Ainda assim, aproveito a oportunidade para dar o merecido destaque a um artigo da Motojornal, publicado no seu número 1025 (julho de 1997), aproveitando o trabalho do blog Horta das Vespas pela reprodução. Trata-se de uma fantástica entrevista, conduzida pelo Mário Figueiras (atualmente ligado ao mundo das motos, mas de outra forma) e com fotos de Rogério Sarzedo (continua ligado ao mundo da fotografia), que vale a pena conhecer.

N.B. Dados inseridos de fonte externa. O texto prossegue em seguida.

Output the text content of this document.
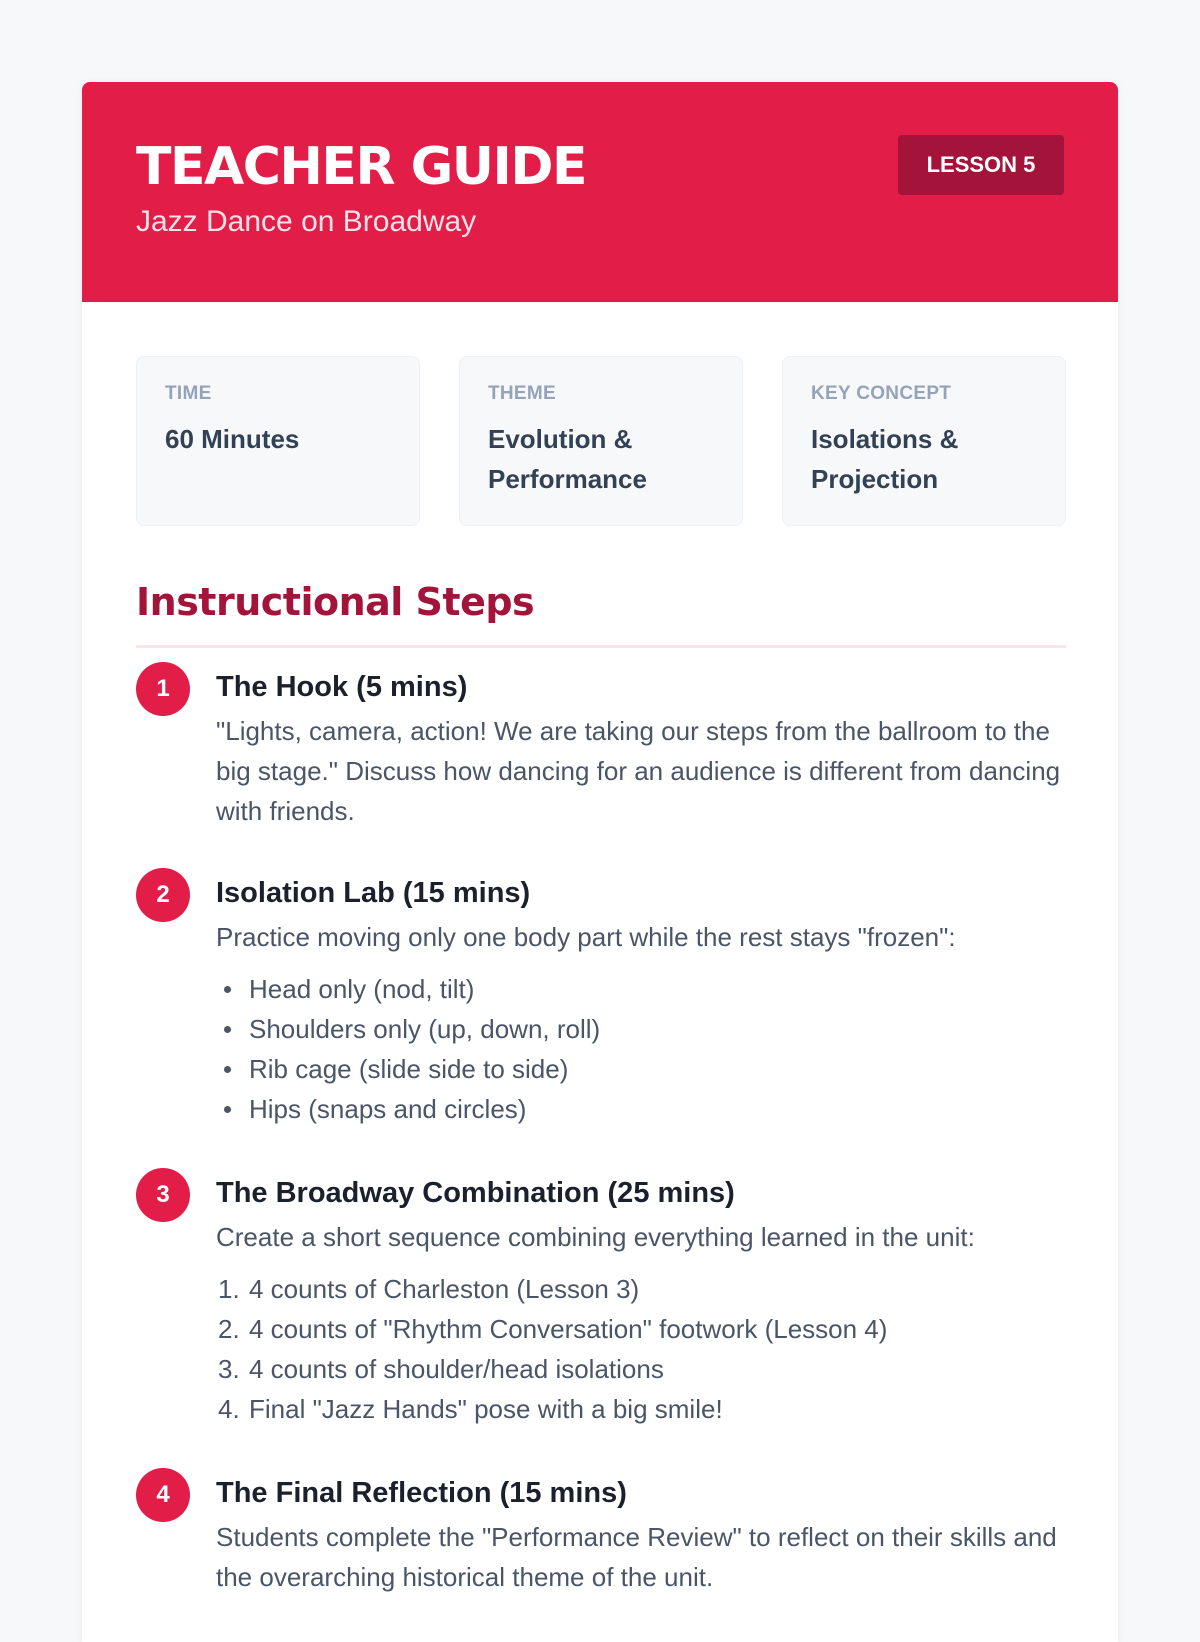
TEACHER GUIDE
Jazz Dance on Broadway
LESSON 5
TIME
60 Minutes
THEME
Evolution & Performance
KEY CONCEPT
Isolations & Projection
Instructional Steps
1	The Hook (5 mins)
"Lights, camera, action! We are taking our steps from the ballroom to the big stage." Discuss how dancing for an audience is different from dancing with friends.
2	Isolation Lab (15 mins)
Practice moving only one body part while the rest stays "frozen":
Head only (nod, tilt)
Shoulders only (up, down, roll)
Rib cage (slide side to side)
Hips (snaps and circles)
3	The Broadway Combination (25 mins)
Create a short sequence combining everything learned in the unit:
1. 4 counts of Charleston (Lesson 3)
2. 4 counts of "Rhythm Conversation" footwork (Lesson 4)
3. 4 counts of shoulder/head isolations
4. Final "Jazz Hands" pose with a big smile!
4	The Final Reflection (15 mins)
Students complete the "Performance Review" to reflect on their skills and the overarching historical theme of the unit.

É entrevistado João Francisco do Casal, ou seja, o homem que esteve na génese do maior fabricante nacional de veículos de duas rodas e não só. Esta entrevista é um verdadeiro documento histórico, na mais pura aceção do termo e tem lá uma foto da Casal Boss ou K168. Destaco uma frase de João do Casal que me marcou profundamente: “O meu trabalho era fazer uma fábrica de homens e não uma fábrica de motores”.
Caso as imagens sejam muito pequenas para a leitura, basta fazer zoom ao ecrã e a leitura torna-se mais fácil. Vale mesmo a pena ler, até a parte da mágoa com que a empresa foi tratada!
N.º 6: Casal Boss
O nome Boss (que podemos traduzir por Patrão/Patroa, Chefe, Superior, Comandante, Líder…) ficou gravado na memória coletiva de todos nós sempre que se fala de duas rodas nacionais. As pessoas até podem não saber qual o fabricante e desconhecerem que muitas delas foram construídas pela “afiliada” Fundador (em Sangalhos), mas o termo Boss é quase uma instituição e a sua fama, como a do Constantino, já vem de longe!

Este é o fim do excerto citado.